Она высвободила каминные щипцы из его пальцев, прикоснулась к его лбу широким аккордом, затем легла на кровать рядом с ним. Его тело в смерти подвинулось не больше, чем при жизни. Наконец она успокоилась, и когда чувства вернулись к ней, она смутно различила шумановский концерт для фортепьяно, продирающийся через помехи.
Она послала в Париж за mouleur,[14] и он сделал слепок с лица композитора и еще слепок его правой руки. Британская радиовещательная корпорация сообщила о смерти Леонарда Верите, но поскольку они совсем недавно передали первое исполнение его последнего произведения, дополнительное музыкальное прощание было сочтено излишним.
Через три недели после похорон в дом доставили квадратный пакет с пометкой «не кантовать». Аделина была одна. Она очистила два толстых узла от сургуча, сняла слои волнистого картона и нашла льстивое письмо директора студии звукозаписей. Она извлекла каждое из «Четырех английских времен года» из жесткого желтого конверта и положила их себе на колено. Неторопливо, методично — Леонард одобрил бы — она разобрала их по порядку. Весна, Лето, Осень, Зима. Она уставилась на край кухонного стола, слыша другие мелодии.

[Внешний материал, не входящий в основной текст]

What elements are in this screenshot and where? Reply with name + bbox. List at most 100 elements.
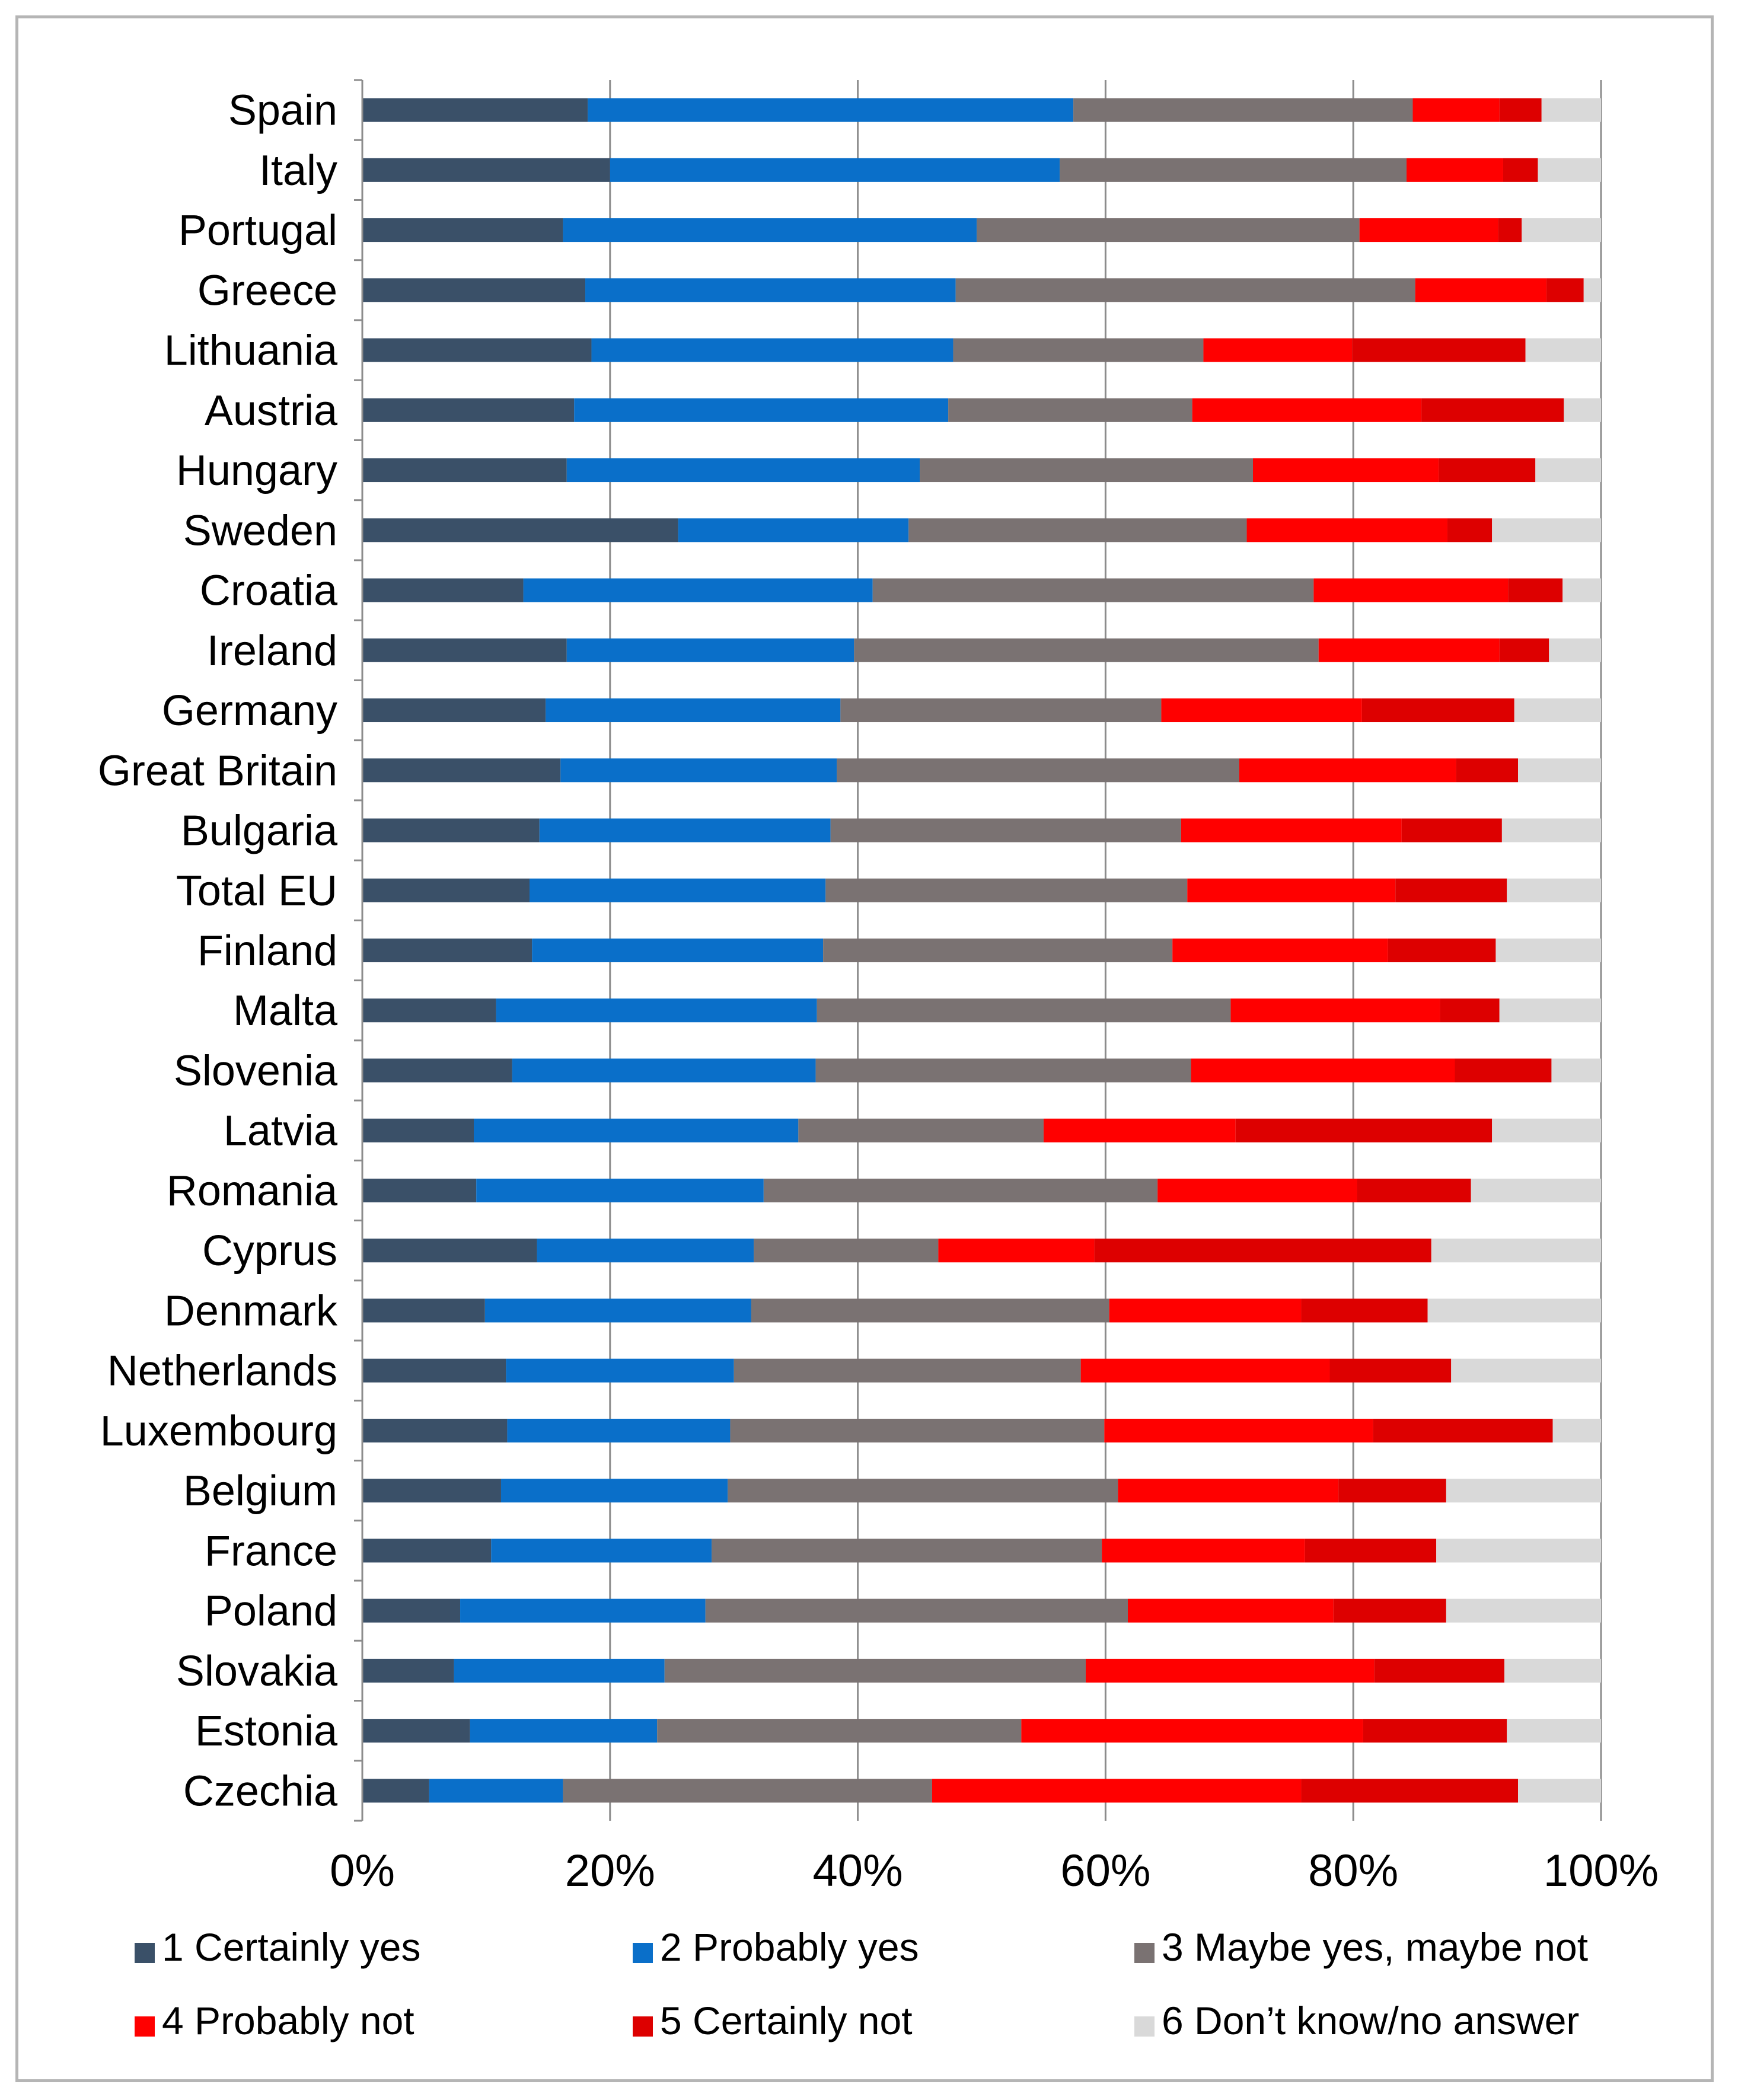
legend-label-5: 5 Certainly not xyxy=(660,1999,913,2042)
category-label-slovenia: Slovenia xyxy=(174,1047,338,1094)
bar-great-britain-series-2 xyxy=(560,758,837,783)
legend-swatch-2 xyxy=(633,1943,653,1963)
category-label-denmark: Denmark xyxy=(164,1287,338,1335)
bar-latvia-series-3 xyxy=(798,1118,1044,1142)
bar-estonia-series-1 xyxy=(362,1719,470,1743)
bar-luxembourg-series-3 xyxy=(730,1418,1105,1442)
bar-bulgaria-series-1 xyxy=(362,818,540,842)
bar-lithuania-series-3 xyxy=(953,338,1204,362)
bar-greece-series-1 xyxy=(362,278,586,302)
bar-lithuania-series-4 xyxy=(1203,338,1353,362)
bar-bulgaria-series-6 xyxy=(1501,818,1601,842)
bar-great-britain-series-5 xyxy=(1456,758,1519,783)
bar-portugal-series-3 xyxy=(977,218,1360,242)
bar-austria-series-1 xyxy=(362,398,575,422)
bar-hungary-series-6 xyxy=(1535,458,1601,483)
bar-cyprus-series-1 xyxy=(362,1239,537,1263)
legend-label-1: 1 Certainly yes xyxy=(162,1925,421,1969)
bar-germany-series-1 xyxy=(362,698,546,723)
bar-ireland-series-3 xyxy=(854,638,1319,662)
bar-austria-series-2 xyxy=(574,398,949,422)
bar-hungary-series-3 xyxy=(920,458,1253,483)
bar-belgium-series-4 xyxy=(1118,1479,1339,1503)
bar-luxembourg-series-6 xyxy=(1552,1418,1601,1442)
chart-frame: Spain Italy Portugal Greece Lithuania Austria… xyxy=(15,15,1714,2082)
bar-portugal-series-4 xyxy=(1359,218,1498,242)
bar-total-eu-series-4 xyxy=(1187,878,1396,902)
stacked-bar-chart: Spain Italy Portugal Greece Lithuania Austria… xyxy=(98,79,1659,2042)
bar-total-eu-series-5 xyxy=(1395,878,1507,902)
bar-france-series-3 xyxy=(712,1539,1102,1563)
bar-italy-series-2 xyxy=(610,158,1060,182)
bar-portugal-series-6 xyxy=(1522,218,1601,242)
bar-finland-series-6 xyxy=(1495,939,1601,962)
bar-croatia-series-3 xyxy=(872,578,1314,602)
bar-spain-series-4 xyxy=(1412,98,1500,122)
bar-romania-series-4 xyxy=(1157,1178,1357,1202)
bar-netherlands-series-2 xyxy=(506,1358,734,1383)
bar-croatia-series-1 xyxy=(362,578,524,602)
bar-romania-series-3 xyxy=(763,1178,1158,1202)
bar-czechia-series-5 xyxy=(1301,1779,1519,1803)
x-tick-label-0: 0% xyxy=(330,1846,395,1896)
bar-total-eu-series-2 xyxy=(530,878,826,902)
bar-croatia-series-2 xyxy=(523,578,873,602)
category-label-poland: Poland xyxy=(205,1588,337,1635)
category-label-belgium: Belgium xyxy=(183,1467,337,1515)
bar-poland-series-2 xyxy=(460,1598,706,1623)
bar-ireland-series-2 xyxy=(566,638,854,662)
bar-czechia-series-2 xyxy=(429,1779,563,1803)
category-label-estonia: Estonia xyxy=(195,1708,338,1755)
category-label-luxembourg: Luxembourg xyxy=(100,1408,337,1455)
bar-spain-series-1 xyxy=(362,98,588,122)
bar-finland-series-1 xyxy=(362,939,532,962)
bar-finland-series-5 xyxy=(1388,939,1496,962)
bar-lithuania-series-6 xyxy=(1525,338,1601,362)
bar-ireland-series-5 xyxy=(1499,638,1549,662)
bar-malta-series-4 xyxy=(1230,998,1440,1023)
bar-latvia-series-5 xyxy=(1235,1118,1493,1142)
bar-france-series-6 xyxy=(1436,1539,1601,1563)
legend-label-6: 6 Don’t know/no answer xyxy=(1162,1999,1579,2042)
bar-luxembourg-series-2 xyxy=(507,1418,731,1442)
bar-luxembourg-series-4 xyxy=(1104,1418,1373,1442)
category-label-slovakia: Slovakia xyxy=(176,1648,338,1695)
bar-great-britain-series-6 xyxy=(1518,758,1601,783)
bar-cyprus-series-3 xyxy=(754,1239,939,1263)
bar-france-series-1 xyxy=(362,1539,492,1563)
bar-luxembourg-series-5 xyxy=(1373,1418,1553,1442)
bar-slovenia-series-5 xyxy=(1455,1058,1552,1083)
bar-netherlands-series-1 xyxy=(362,1358,506,1383)
bar-poland-series-1 xyxy=(362,1598,461,1623)
x-tick-label-80: 80% xyxy=(1308,1846,1398,1896)
bar-austria-series-6 xyxy=(1564,398,1601,422)
category-label-germany: Germany xyxy=(162,687,337,735)
bar-slovenia-series-2 xyxy=(512,1058,816,1083)
bar-cyprus-series-5 xyxy=(1094,1239,1431,1263)
bar-croatia-series-6 xyxy=(1562,578,1601,602)
bar-latvia-series-1 xyxy=(362,1118,474,1142)
bar-france-series-4 xyxy=(1102,1539,1305,1563)
bar-hungary-series-1 xyxy=(362,458,567,483)
bar-portugal-series-2 xyxy=(563,218,977,242)
bar-czechia-series-1 xyxy=(362,1779,429,1803)
category-label-lithuania: Lithuania xyxy=(164,327,338,375)
bar-greece-series-5 xyxy=(1546,278,1584,302)
bar-romania-series-2 xyxy=(476,1178,764,1202)
bar-cyprus-series-4 xyxy=(938,1239,1095,1263)
bar-italy-series-6 xyxy=(1538,158,1601,182)
category-label-portugal: Portugal xyxy=(178,207,337,254)
x-axis-tick-labels: 0% 20% 40% 60% 80% 100% xyxy=(330,1846,1659,1896)
bar-total-eu-series-3 xyxy=(825,878,1188,902)
bar-estonia-series-4 xyxy=(1021,1719,1363,1743)
bar-sweden-series-6 xyxy=(1492,518,1601,542)
bar-malta-series-1 xyxy=(362,998,496,1023)
bar-sweden-series-4 xyxy=(1246,518,1447,542)
bar-romania-series-5 xyxy=(1357,1178,1471,1202)
bar-cyprus-series-2 xyxy=(537,1239,754,1263)
bar-belgium-series-6 xyxy=(1446,1479,1601,1503)
bar-great-britain-series-3 xyxy=(837,758,1240,783)
bar-hungary-series-5 xyxy=(1439,458,1536,483)
bar-netherlands-series-4 xyxy=(1080,1358,1330,1383)
bar-austria-series-3 xyxy=(948,398,1192,422)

Они ломались, как сухари. Из пореза на ее большом пальце закапала кровь.
ЖЕЛЕЗНОДОРОЖНЫЙ УЗЕЛ
Jynction. Перевод И. Гуровой
Воскресенье использовалось для стрижки волос и мытья собак. Приехавшая из Руана французская компания была сначала разочарована. Мадам Жюли наслушалась историй про цыган, banditti,[15] израильтян и саранче, пожирающей страну. И перед поездкой осведомилась у мужа, не следует ли им взять с собой что-либо для защиты. Но доктор Ашиль предпочел положиться и как на проводника, и как на защитника на своего студента-медика Шарля-Андре, крепкого застенчивого юношу, родившегося на огромной меловой равнине за Барантеном. Однако временный поселок встретил их тишиной. И тишина эта не была, как они сначала заподозрили, следствием пьяного оцепенения — рабочим предстояло получить плату только в конце месяца, и только тогда они будут затевать кулачные бои с кем ни попадя, транжирить заработанные деньги по cabarets[16] и низкопробным кабакам, поглощая французский коньяк, будто английское пиво, напиваясь, а затем усердно поддерживая себя в этом состоянии, так что к тому времени, когда всех удавалось привести в чувство, рабочие лошади в выемке успевали насладиться полным отдыхом трое суток. И французскую компанию встретила безмятежность упорядоченного отдыха. Десятник в алом плюшевом жилете и в панталонах из плиса брился у бродячего цирюльника-француза, любезно перекладывая короткую курительную трубку из одного угла рта в другой, чтобы облегчить процесс бритья. Неподалеку землекоп намыливал своего ларчера, а пес скулил от такого унижения и словно изготавливался куснуть хозяина, получая в ответ оплеуху открытой ладонью. Возле приземистой сложенной из нарезанного дерна лачуги стояла старая ведьма перед котлом, в мутных бурлящих водах которого таинственно тонул десяток веревок. На сухом конце каждой висел большой бурый ярлык. От одного из своих однокурсников Шарль-Андре слышал, будто английский землекоп съедает в обычный день до пяти килограммов мяса, но проверить эту гипотезу они не смогли, так как ведьма не одобрила их приближения и загремела уполовником о котел, словно отгоняя демонов.
Йорки Том гордился, что он — человек Брасси. Кое-кто из них работал у него с самого начала — вот как Бристольский Джо, и Тентон Панч, и Еж, и Пятнистый Билл, и Дылда Нобби. Работали у него со времени Честер — Кру, Лондон — Саутгемптон, а то и Большого Узла. Если землекоп заболевал, мистер Брасси содержал его, пока он не поправлялся; если кто-то умирал, он обеспечивал его семью. Йорки Том навидался всяких смертей: мужчины, раздавленные обрушившимися камнями, подрывники, отправившиеся на Небеса из-за неразумного применения пороха, мальчишки, перерезанные пополам колесами повозок с землей.